“阿雪,你怎么了?脸色怎么这么难看,是身体不舒服吗?”
他向前一步,作势要探上她的额头,女孩忙往后退了几步,拢好身上的披肩,又暗自扫了一眼周围,把他拉到僻静处。
“老公,我不想待在这里。
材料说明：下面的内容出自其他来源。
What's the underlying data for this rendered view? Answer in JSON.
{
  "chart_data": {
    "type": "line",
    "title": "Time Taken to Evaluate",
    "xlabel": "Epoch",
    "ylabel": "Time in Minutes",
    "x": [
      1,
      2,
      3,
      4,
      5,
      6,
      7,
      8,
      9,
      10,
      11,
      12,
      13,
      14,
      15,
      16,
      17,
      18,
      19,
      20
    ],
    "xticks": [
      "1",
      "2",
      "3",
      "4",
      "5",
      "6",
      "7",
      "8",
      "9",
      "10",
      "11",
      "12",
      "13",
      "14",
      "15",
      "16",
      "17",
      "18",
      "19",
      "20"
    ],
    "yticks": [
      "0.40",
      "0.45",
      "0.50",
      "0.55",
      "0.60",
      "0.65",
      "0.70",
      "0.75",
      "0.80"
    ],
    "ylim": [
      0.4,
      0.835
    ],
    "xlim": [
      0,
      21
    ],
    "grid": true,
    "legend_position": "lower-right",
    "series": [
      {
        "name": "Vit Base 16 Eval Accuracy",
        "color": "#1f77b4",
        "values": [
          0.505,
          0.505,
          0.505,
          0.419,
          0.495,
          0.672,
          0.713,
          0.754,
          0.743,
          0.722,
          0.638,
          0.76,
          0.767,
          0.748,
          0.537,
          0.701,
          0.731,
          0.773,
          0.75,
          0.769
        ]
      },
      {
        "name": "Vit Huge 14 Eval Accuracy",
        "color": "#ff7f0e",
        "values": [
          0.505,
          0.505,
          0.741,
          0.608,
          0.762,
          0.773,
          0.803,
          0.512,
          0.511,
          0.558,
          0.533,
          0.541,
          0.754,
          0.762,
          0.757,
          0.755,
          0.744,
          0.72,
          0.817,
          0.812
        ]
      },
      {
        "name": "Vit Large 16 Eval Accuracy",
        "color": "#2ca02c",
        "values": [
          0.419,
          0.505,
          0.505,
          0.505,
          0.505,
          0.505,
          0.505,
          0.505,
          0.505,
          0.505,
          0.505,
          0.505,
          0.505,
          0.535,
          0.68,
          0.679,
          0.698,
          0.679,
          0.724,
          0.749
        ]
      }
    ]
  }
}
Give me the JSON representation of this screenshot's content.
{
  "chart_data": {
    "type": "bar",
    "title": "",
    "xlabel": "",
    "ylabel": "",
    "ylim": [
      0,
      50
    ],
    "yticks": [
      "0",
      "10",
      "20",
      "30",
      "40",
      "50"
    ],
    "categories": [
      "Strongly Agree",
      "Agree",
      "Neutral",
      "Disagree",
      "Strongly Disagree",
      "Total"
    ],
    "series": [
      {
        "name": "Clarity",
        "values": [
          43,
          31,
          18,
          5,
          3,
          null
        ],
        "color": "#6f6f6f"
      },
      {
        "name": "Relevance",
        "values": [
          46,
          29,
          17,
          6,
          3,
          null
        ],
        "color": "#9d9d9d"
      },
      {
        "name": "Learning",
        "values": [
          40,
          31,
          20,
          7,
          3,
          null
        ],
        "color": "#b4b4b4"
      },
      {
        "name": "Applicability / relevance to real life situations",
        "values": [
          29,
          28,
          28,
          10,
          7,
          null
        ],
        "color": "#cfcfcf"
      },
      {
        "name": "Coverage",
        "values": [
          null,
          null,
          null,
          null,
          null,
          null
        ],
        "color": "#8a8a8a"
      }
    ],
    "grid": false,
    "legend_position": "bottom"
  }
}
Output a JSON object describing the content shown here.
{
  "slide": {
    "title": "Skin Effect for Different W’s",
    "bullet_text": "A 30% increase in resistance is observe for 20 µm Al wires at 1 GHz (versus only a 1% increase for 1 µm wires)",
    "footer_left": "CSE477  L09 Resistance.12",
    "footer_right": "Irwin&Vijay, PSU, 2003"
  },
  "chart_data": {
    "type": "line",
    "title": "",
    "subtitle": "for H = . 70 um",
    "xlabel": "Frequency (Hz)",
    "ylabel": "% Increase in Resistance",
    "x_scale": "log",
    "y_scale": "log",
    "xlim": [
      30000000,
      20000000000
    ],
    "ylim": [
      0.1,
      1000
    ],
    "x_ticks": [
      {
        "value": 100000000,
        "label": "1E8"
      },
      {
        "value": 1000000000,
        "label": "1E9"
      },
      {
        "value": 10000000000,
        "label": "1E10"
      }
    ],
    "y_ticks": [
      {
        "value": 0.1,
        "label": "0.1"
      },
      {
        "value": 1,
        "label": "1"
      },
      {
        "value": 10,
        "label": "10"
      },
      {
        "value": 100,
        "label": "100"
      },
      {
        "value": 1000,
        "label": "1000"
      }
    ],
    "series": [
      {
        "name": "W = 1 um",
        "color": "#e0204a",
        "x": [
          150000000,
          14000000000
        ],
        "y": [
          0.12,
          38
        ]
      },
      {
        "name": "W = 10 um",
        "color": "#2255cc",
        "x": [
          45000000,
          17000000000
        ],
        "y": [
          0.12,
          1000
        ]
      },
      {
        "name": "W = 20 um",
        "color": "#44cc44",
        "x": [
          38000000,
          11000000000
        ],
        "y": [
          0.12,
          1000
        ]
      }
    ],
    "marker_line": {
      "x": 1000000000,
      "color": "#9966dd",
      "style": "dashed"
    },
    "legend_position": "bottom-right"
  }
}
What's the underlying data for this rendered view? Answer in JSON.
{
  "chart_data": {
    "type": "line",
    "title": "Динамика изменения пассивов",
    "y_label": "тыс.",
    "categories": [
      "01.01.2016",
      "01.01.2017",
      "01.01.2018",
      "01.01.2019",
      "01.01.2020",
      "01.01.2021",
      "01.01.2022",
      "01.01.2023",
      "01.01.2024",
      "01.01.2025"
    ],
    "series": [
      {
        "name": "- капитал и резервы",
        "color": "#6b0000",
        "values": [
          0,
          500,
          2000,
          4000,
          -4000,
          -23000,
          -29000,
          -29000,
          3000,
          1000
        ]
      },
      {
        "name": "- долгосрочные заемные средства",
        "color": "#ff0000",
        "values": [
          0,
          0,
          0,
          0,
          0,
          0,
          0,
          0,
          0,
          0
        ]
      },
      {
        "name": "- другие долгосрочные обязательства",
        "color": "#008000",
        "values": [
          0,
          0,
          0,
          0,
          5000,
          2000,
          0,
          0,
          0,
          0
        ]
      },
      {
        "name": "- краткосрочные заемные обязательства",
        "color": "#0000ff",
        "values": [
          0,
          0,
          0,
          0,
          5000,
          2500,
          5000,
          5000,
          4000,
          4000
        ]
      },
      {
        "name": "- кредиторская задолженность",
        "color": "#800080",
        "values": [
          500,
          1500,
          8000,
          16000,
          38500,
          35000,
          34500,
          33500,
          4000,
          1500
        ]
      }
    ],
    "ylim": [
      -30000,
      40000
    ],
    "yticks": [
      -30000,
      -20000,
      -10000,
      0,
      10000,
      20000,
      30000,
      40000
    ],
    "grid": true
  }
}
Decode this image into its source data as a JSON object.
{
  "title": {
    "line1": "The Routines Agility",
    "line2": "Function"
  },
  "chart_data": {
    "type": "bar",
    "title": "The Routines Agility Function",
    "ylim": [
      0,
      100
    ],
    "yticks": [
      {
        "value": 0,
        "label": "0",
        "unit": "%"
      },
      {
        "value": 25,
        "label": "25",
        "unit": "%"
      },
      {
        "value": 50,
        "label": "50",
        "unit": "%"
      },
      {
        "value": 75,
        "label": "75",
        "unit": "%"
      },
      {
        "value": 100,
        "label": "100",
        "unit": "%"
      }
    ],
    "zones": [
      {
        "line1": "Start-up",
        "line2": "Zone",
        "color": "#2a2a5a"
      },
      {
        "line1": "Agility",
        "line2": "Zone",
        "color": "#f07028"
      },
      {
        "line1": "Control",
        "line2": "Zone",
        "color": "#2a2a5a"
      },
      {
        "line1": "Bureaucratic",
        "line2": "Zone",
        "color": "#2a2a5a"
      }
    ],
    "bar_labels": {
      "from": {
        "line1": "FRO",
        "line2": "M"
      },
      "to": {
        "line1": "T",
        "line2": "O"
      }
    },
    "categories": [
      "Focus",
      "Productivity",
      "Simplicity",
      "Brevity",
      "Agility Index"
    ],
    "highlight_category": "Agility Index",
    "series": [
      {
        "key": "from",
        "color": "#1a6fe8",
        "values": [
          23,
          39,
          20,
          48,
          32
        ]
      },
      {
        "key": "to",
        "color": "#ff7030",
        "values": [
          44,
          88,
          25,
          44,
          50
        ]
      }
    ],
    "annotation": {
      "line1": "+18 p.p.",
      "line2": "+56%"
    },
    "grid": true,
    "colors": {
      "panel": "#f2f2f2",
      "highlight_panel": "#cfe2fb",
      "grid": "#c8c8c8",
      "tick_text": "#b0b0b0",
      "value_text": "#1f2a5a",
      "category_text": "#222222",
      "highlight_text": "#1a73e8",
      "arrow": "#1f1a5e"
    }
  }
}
”
“怎么了?是不是有人欺负你了?”
“没什么。我想回家,我们回家好不好?”她哀求他,眼眶有些红。她双手紧紧圈住他的腰身,将脸埋在他的胸膛前。
“阿雪你到底怎么了?”他把她的身体板正过来,神情严肃。眉头还是紧锁着,脸上的担忧更重了些。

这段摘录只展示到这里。